Hallick has lived on her farm in Scappoose, Ore. since 1995. She also purchased two of the previous owner’s best cows. One of these cows was responsible for the knee injury while assisting a veterinary technician with an artificial insemination injection. The 1500 
pound cow panicked and broke through the stall fence resulting in Hallick’s knee injury. “She basically broke down the stall fence on my leg, I went one way and the lower part of my leg was pinned. She jumped over me fortunately; she is a very large animal. [She] ran away and then turned around and trotted back and kind of looked down like ‘what 
are you doing on the ground?’” Hallick said. “I mean she could have killed me in a heartbeat, and she didn’t, she just stood there looking at me.” Two years before the knee injury, Hallick had broken her other leg in seven places and she had to undergo two surgeries which took a lot of time to heal from. With being a busy provost at the time, and after consulting her doctor, she decided to postpone the knee surgery. The years quickly added up. “I had broken my other leg in seven places about two years before and that took a while and two surgeries, and I just wasn’t going to go there because I was provost so I was very busy so I never fixed it,” Hallick said. “And so I had the knee doc who did the Blazers’ knees actually and I said, ‘can I skip this, can I just leave it until years from now when I have time?’ and he said ‘well let’s see, you play basketball for a living?’ and I said ‘no.’”
Hallick has learned to adapt to life with the injury. However, in the last three years, the injury has worsened. Cortisone injections, a treatment that at one time helped, no longer provides the temporary relief it once had. “About three years ago it started really bothering me, so for the last three years it has gotten progressively worse,” Hallick said. “You know they have tricks, they give you cortisone injections and things, but as of this fall they just stopped working altogether. Now it’s bone on bone and I just need to get it replaced.” Hallick is optimistic about the surgery and the healing process that will follow. Perhaps postponing the surgery has been a blessing in disguise with the 
improvements in artificial knee technologies.

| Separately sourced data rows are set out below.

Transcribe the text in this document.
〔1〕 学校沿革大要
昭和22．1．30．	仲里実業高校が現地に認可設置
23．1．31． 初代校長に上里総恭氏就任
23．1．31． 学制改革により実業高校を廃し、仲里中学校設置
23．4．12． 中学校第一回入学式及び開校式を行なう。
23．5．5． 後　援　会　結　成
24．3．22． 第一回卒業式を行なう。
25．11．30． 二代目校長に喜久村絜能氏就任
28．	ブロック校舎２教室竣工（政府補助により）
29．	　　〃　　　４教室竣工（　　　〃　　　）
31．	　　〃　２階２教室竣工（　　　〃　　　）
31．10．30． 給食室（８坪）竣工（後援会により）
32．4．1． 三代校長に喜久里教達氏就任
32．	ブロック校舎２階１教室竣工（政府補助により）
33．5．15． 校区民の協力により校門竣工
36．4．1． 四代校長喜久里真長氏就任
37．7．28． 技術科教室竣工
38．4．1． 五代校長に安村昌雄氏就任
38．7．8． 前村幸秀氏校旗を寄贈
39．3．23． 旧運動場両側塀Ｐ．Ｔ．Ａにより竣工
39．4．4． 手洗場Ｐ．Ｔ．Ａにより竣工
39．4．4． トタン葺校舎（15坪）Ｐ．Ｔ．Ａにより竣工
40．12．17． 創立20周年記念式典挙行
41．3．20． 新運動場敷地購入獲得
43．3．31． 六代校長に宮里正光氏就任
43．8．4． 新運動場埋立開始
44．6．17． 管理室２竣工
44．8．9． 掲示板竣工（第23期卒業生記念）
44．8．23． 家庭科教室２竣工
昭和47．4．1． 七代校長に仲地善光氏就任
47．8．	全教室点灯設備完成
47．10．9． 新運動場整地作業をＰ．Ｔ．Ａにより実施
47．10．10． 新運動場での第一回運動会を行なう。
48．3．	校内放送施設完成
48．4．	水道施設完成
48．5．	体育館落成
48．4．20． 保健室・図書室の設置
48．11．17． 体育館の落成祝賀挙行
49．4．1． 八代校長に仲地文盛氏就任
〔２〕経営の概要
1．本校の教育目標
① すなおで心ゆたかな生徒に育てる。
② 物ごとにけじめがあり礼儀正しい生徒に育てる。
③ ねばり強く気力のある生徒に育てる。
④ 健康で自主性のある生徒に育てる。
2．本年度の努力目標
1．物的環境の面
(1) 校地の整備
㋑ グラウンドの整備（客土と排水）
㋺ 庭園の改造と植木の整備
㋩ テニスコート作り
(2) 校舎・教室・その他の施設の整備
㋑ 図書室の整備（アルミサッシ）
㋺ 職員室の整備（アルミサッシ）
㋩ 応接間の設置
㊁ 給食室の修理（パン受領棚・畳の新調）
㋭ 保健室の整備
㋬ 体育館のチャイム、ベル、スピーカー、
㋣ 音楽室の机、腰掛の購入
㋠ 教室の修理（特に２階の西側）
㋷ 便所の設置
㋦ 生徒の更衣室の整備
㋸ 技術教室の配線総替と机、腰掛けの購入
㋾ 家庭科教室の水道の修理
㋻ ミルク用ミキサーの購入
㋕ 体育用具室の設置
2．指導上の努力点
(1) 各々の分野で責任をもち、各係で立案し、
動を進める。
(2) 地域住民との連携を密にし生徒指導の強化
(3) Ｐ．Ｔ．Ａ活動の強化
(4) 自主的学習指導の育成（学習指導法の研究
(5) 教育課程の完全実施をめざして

“[It’s] a pretty simple mechanical procedure now and the good news is in the 20 intervening years the technology’s improved, the actual knees are much better [and] they a better range of motion. It’s kind of lucky that I put it off in some ways,” Hallick said. Hallick has planned the surgery for after the board meeting where the subject will be fixing the budget for next year and before spring break. She plans to be more or less healed and walking in time for commencement. “I timed it so it is after the board meeting when we fix the budget for next year and well before commencement and things like that,” Hallick said. “So I should be fine for walking at commencement.” 
Hallick is excited that her doctor may allow her to stay awake for the surgery and her doctor may even rig up a mirror to watch the surgery. “I think she is going to let me stay awake for it so I am excited about that,” Hallick said. “But I would love to be able to watch it I think it would be very interesting.” Hallick’s knee surgery is scheduled for March 13.